Testicular extracellular matrix/gelatin-based scaffold using gas foaming to support spermatogonial stem cells.

作者信息

Momeni Maryam, Ashtiani Mohammad Kazemi, Bashiri Zahra, Bagher Zohreh, Asgari Hamidreza, Koruji Morteza

机构信息

Stem Cell and Regenerative Medicine Research Center, Iran University of Medical Sciences, Tehran, Iran.

Department of Anatomy, School of Medicine, Iran University of Medical Sciences, Tehran, Iran.

出版信息

Iran J Basic Med Sci. 2025;28(8):1107-1118. doi: 10.22038/ijbms.2025.83885.18150.

Abstract

OBJECTIVES

Developing a bioactive testicular scaffold has been proposed as a potential option to preserve male fertility. Using the gas foaming method, this study aimed to fabricate an effective and highly porous scaffold derived from a gelatin-testicular extracellular matrix.

MATERIALS AND METHODS

Male ram testis decellularization was performed using a combination of NaCl buffer and Triton. Then, evaluations were done for 4',6-diamidino-2-phenylindole, hematoxylin-eosin staining, and quantitative DNA content. Masson's trichrome, Alcian blue, and orcein staining were conducted to ensure the maintenance of ECM components post-decellularization. Porous scaffolds were fabricated using gelatin incorporation with various concentrations of extracted ECM via the gas foaming method. The mechanical and structural characteristics of the scaffolds, along with evaluations of cell spreading and penetration depth, were performed. Furthermore, scaffolds were used to culture mouse spermatogonial stem cells to investigate the morphology, viability, and adhesion of the cells on the scaffolds.

RESULTS

Our results showed successful decellularization of testicular tissue, resulting in significant removal of DNA content while preserving ECM major components.

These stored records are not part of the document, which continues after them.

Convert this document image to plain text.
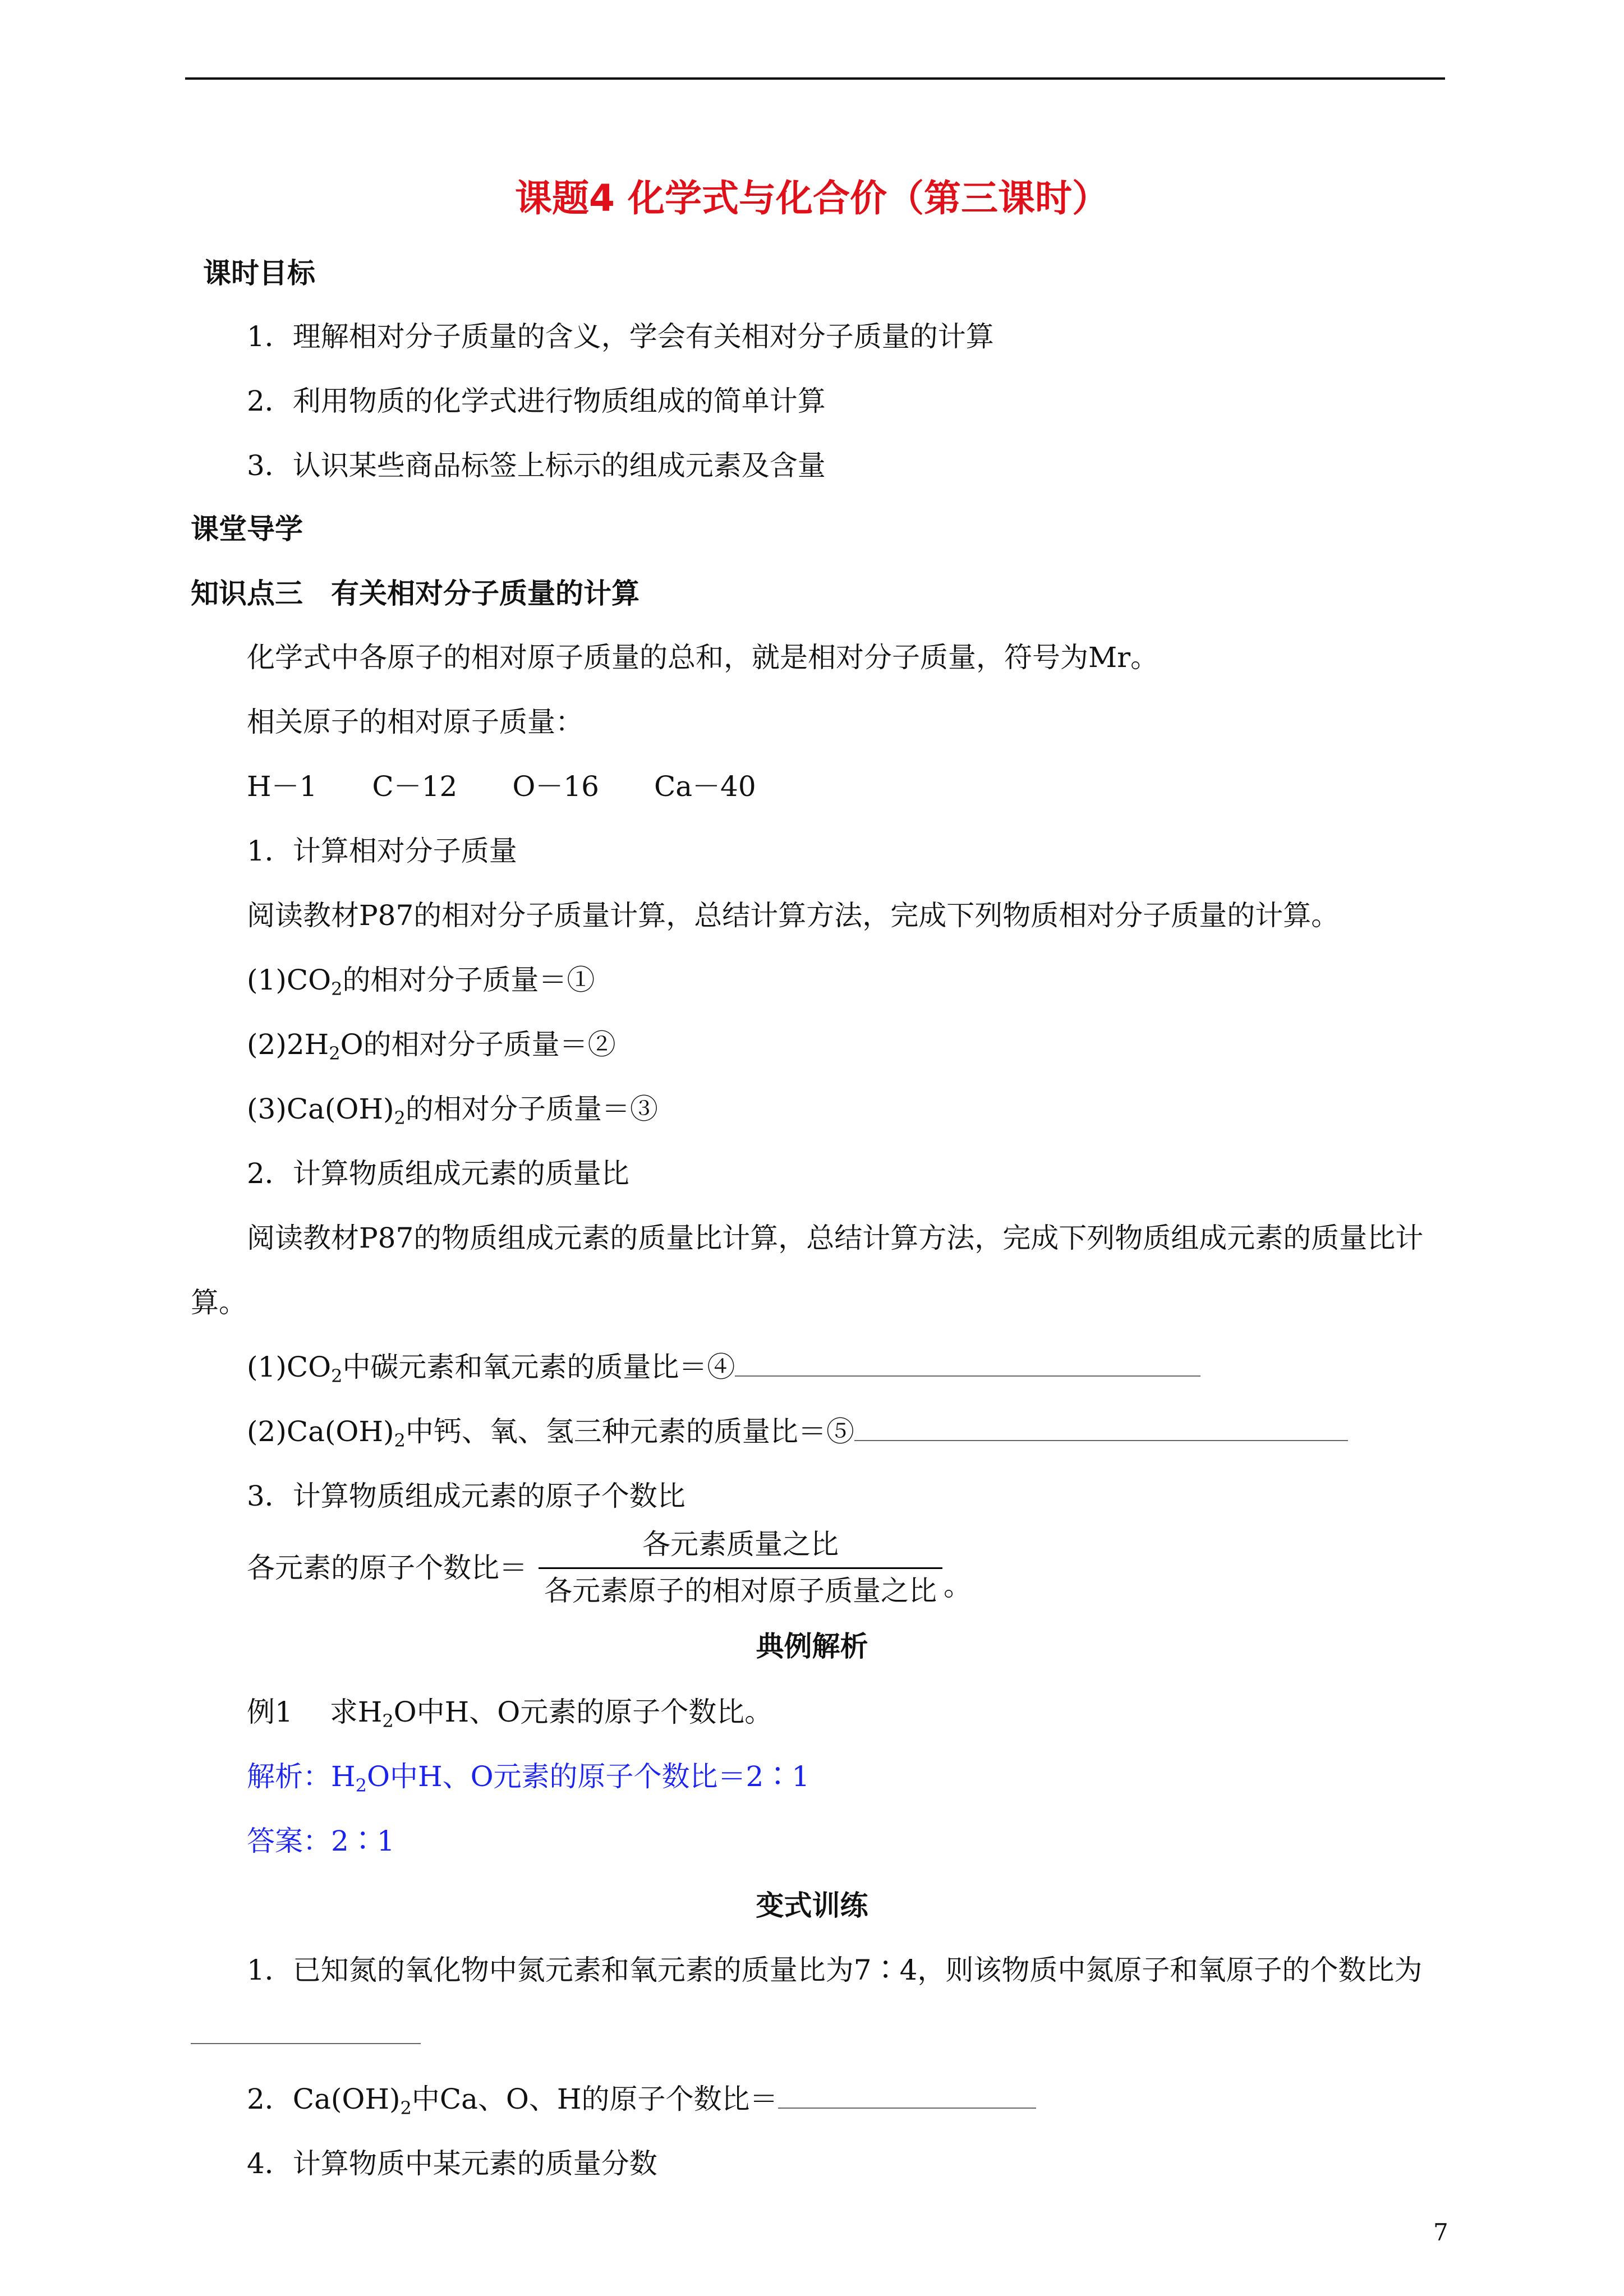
课题4 化学式与化合价（第三课时）
课时目标
1．理解相对分子质量的含义，学会有关相对分子质量的计算
2．利用物质的化学式进行物质组成的简单计算
3．认识某些商品标签上标示的组成元素及含量
课堂导学
知识点三　有关相对分子质量的计算
化学式中各原子的相对原子质量的总和，就是相对分子质量，符号为Mr。
相关原子的相对原子质量：
H－1 C－12 O－16 Ca－40
1．计算相对分子质量
阅读教材P87的相对分子质量计算，总结计算方法，完成下列物质相对分子质量的计算。
$(1)CO_2$的相对分子质量＝①
$(2)2H_2O$的相对分子质量＝②
$(3)Ca(OH)_2$的相对分子质量＝③
2．计算物质组成元素的质量比
阅读教材P87的物质组成元素的质量比计算，总结计算方法，完成下列物质组成元素的质量比计
算。
$(1)CO_2$中碳元素和氧元素的质量比＝④
$(2)Ca(OH)_2$中钙、氧、氢三种元素的质量比＝⑤
3．计算物质组成元素的原子个数比
各元素的原子个数比＝
各元素质量之比
各元素原子的相对原子质量之比 。
典例解析
例1　 求$H_2O$中H、O元素的原子个数比。
解析：$H_2O$中H、O元素的原子个数比＝2∶1
答案：2∶1
变式训练
1．已知氮的氧化物中氮元素和氧元素的质量比为7∶4，则该物质中氮原子和氧原子的个数比为
2．$Ca(OH)_2$中Ca、O、H的原子个数比＝
4．计算物质中某元素的质量分数
7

The hybrid scaffolds exhibited uniform porous microstructures with a pore size average ranging from 298-330 μm. There were no significant differences in biodegradation and swelling ratios between the scaffolds. The cell penetration index significantly increased in gel-ECM by 5% compared to other groups. Also, ECM5% led to increased cell attachment and viability, proper compressive strength, and a decrease in Young's module.

CONCLUSION

Our study suggests that using a combination of testicular ECM and gelatin shows promise in constructing bioartificial testes through the gas-foaming method.

摘要

目的

开发一种生物活性睾丸支架被认为是一种保留男性生育能力的潜在选择。本研究旨在通过气体发泡法制备一种由明胶-睾丸细胞外基质衍生的有效且高度多孔的支架。

材料与方法

使用氯化钠缓冲液和 Triton 的组合对雄性公羊睾丸进行去细胞处理。然后,对 4',6-二脒基-2-苯基吲哚、苏木苏木苏木精-伊红染色以及定量 DNA 含量进行评估。进行 Masson 三色染色、阿尔辛蓝染色和orcein 染色以确保去细胞后细胞外基质成分的维持。通过气体发泡法将明胶与不同浓度的提取细胞外基质混合制备多孔支架。对支架的力学和结构特性以及细胞铺展和穿透深度进行评估。此外,使用支架培养小鼠精原干细胞,以研究细胞在支架上的形态、活力和粘附情况。

结果

我们的结果表明睾丸组织成功去细胞,导致 DNA 含量显著去除,同时保留细胞外基质的主要成分。混合支架呈现出均匀的多孔微观结构,平均孔径范围为 298 - 330μm。支架之间的生物降解率和膨胀率没有显著差异。与其他组相比,凝胶-细胞外基质中的细胞穿透指数显著增加了 5%。此外,5%的细胞外基质导致细胞附着和活力增加、抗压强度合适以及杨氏模量降低。

结论

我们的研究表明,通过气体发泡法将睾丸细胞外基质和明胶结合使用在构建生物人工睾丸方面具有前景。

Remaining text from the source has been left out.